In the 72 hours that the humanitarian rescue ship was working in the area, five empty boats were found that had been captured by the self-styled Libyan coastguard, the Italian and EU-funded trained body that catches migrants on the high seas and returns them to the Libyan hellhole. At least 15,000 migrants have been forcibly returned by these coastguards, who do not hesitate to shoot them, as documented a few days ago with a video recorded from their aircraft by the German NGO Sea Watch.

As Xavier Aragall, a migration expert at IEMed explains: "Europe, little by little and silently, has got rid of the problem with these interceptions by the Libyan and Tunisian coastguards: we don't know what happens to all these people when they are sent back, despite all the UN reports on the terrible conditions in Libyan detention centres, which have worsened with the pandemic. The worst thing is that in Europe this no longer raises any disagreement: the consensus is that the fewer arrivals, the better".

This policy of outsourcing border control is also applied by Spain to stop the departures to the Canary Islands, with agreements with the governments of Senegal, Mauritania and Ivory Coast, and has placed in the hands of the Moroccan regime the key to the surveillance of the borders of Melilla and Ceuta, as evidenced by the last crisis in May.

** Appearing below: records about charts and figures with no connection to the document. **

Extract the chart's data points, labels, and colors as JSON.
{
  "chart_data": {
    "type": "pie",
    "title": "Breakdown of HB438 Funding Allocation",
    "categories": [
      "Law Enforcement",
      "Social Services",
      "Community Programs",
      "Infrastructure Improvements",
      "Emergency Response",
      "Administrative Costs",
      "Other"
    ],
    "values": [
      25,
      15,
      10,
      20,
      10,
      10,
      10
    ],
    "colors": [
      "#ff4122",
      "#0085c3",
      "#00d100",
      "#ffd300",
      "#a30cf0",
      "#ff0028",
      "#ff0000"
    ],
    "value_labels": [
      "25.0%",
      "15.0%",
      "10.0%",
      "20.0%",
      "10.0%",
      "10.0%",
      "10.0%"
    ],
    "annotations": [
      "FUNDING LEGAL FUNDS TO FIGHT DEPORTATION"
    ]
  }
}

The return of the wooden barges

However, in a place without a functioning state, like Libya, the results are more chaotic. Now in the central Mediterranean one can again see large wooden barges, like the one that was rescued by Ocean Viking with 369 people on board, which had not been seen in the area for a long time. "This indicates that the beaches of Libya are not being watched as closely, because these boats are very visible and it takes hours to embark everyone, unlike the small rubber rafts that can leave at night from any point: traffickers are moving with less surveillance", says Flavio Di Giacomo, of the International Organisation for Migration, from Rome.

There is also another factor that explains the reappearance of these large barges: with fewer rescue workers since Italy withdrew the Mare Nostrum rescue operation, traffickers are offering more solid boats to those who can pay for them, the only ones that have a chance of reaching the Italian island of Lampedusa or the European rescue zones.

And what should we expect this summer? Everything points to the fact that, after the restrictions on movement imposed by the pandemic, which have also affected undocumented migrants in transit, migrations have also begun to emerge after lockdown.

Haizam Amirah, a researcher at Elcano Royal Institute, recalls that the root causes that push people to migrate not only continue - but have worsened. "We have failed states, such as Libya, Syria and Lebanon. Egypt, which is the most populous country in the basin, has a more authoritarian regime today than Hosni Mubarak's regime was. In Algeria there is a political crisis that has not been resolved since 2019 and a growing social unrest that the regime can no longer appease with subsidies due to falling oil revenues. Morocco and Tunisia depend on the tourism sector, which generates many jobs. And south of the Mediterranean there is neither a social cushion nor stimulus and recovery plans like those in Europe. What we do have is a large and very young population who are unable to meet their needs because they can't find work".